Yalnız Allah Bilsin
Büyüklerden bir zat, ahaliden para toplamak istedi, düşmana karşı tedbir almak, bazı mevkileri tamir ve tahkim için… Halk bu parayı vermedi. o büyük zat, bundan mahzun oldu ve ağladı. Geceleyin, yatsı namazından sonra birdenbire bir adam peydahlandı ve o büyük zatın önüne bir kese içinde iki bin akçe bıraktı ve dedi.
– Bu parayı dilediğiniz işe sarfediniz!…
Bu meçhul insan, ebu Amr… O büyük zat parayı kabul ve ona iyi dualar etti.
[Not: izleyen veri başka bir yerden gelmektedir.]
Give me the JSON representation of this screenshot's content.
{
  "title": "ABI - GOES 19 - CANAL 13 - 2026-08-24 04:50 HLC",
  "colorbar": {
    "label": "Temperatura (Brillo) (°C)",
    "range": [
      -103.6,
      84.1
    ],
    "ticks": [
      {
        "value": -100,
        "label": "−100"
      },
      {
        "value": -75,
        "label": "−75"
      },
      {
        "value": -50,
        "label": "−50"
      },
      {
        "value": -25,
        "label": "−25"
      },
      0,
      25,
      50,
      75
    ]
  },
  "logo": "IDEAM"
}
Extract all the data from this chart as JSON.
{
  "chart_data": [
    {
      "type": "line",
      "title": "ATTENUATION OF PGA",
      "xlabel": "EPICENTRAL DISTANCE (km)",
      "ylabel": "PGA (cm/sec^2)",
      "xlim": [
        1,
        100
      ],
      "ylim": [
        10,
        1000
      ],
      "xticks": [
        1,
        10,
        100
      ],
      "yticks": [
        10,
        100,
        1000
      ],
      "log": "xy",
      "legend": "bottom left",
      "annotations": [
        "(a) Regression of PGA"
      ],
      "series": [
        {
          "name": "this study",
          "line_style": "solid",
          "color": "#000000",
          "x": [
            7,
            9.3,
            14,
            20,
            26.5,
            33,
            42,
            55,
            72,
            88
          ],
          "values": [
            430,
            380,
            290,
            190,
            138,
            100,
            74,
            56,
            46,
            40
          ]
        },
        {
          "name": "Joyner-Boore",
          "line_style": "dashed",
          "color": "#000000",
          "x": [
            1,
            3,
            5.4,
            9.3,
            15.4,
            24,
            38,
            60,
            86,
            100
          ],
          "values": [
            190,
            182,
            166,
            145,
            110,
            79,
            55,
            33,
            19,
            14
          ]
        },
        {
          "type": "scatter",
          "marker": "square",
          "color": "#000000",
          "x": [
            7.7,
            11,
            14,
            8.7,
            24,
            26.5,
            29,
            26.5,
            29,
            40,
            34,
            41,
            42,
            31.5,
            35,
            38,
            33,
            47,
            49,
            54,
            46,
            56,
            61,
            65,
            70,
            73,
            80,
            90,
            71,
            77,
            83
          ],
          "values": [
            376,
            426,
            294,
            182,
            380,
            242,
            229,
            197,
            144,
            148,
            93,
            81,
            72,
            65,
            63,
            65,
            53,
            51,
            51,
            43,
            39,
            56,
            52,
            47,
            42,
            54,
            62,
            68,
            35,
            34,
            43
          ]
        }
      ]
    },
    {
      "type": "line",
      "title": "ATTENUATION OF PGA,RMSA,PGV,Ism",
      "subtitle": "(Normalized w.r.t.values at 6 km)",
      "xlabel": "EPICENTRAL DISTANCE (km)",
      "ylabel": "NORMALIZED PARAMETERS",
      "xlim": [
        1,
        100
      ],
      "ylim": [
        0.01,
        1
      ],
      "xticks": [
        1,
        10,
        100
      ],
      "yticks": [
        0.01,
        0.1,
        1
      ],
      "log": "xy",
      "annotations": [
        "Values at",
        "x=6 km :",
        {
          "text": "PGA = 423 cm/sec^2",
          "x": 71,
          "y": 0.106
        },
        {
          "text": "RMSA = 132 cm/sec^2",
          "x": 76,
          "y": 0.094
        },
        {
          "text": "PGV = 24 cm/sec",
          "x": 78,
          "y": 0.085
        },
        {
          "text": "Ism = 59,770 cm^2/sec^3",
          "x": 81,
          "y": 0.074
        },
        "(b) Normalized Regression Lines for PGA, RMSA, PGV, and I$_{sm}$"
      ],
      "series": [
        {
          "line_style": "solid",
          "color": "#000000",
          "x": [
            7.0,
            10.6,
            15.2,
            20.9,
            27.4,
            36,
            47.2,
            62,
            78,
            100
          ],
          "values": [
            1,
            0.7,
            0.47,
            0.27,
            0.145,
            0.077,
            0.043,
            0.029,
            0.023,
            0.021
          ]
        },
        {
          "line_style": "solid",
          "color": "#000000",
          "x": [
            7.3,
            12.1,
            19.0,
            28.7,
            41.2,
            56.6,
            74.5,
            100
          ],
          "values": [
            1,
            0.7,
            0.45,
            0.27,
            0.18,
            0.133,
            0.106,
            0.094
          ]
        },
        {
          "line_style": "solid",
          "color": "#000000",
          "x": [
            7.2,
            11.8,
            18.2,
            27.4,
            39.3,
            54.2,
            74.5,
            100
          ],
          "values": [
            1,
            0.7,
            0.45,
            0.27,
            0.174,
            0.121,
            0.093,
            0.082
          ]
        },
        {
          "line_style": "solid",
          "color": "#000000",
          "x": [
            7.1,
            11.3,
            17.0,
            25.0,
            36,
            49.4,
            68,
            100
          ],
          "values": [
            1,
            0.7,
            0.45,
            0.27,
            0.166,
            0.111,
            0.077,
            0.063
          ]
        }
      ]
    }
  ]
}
Sabahleyin o büyük zat, dostlarından ve yakınlarından ibaret bir kjalabalık topladı, keseyi meydana çıkardı ve sevinç içinde:
– Biz, dedi; Ebu Amr hakkında çok ümide düştük. dün gece bana, müslümanların kendilerini düşmana karşı müdafaa etmeleri için iki bin akçe getirdi. Allah iyiliğin karşılığını versin.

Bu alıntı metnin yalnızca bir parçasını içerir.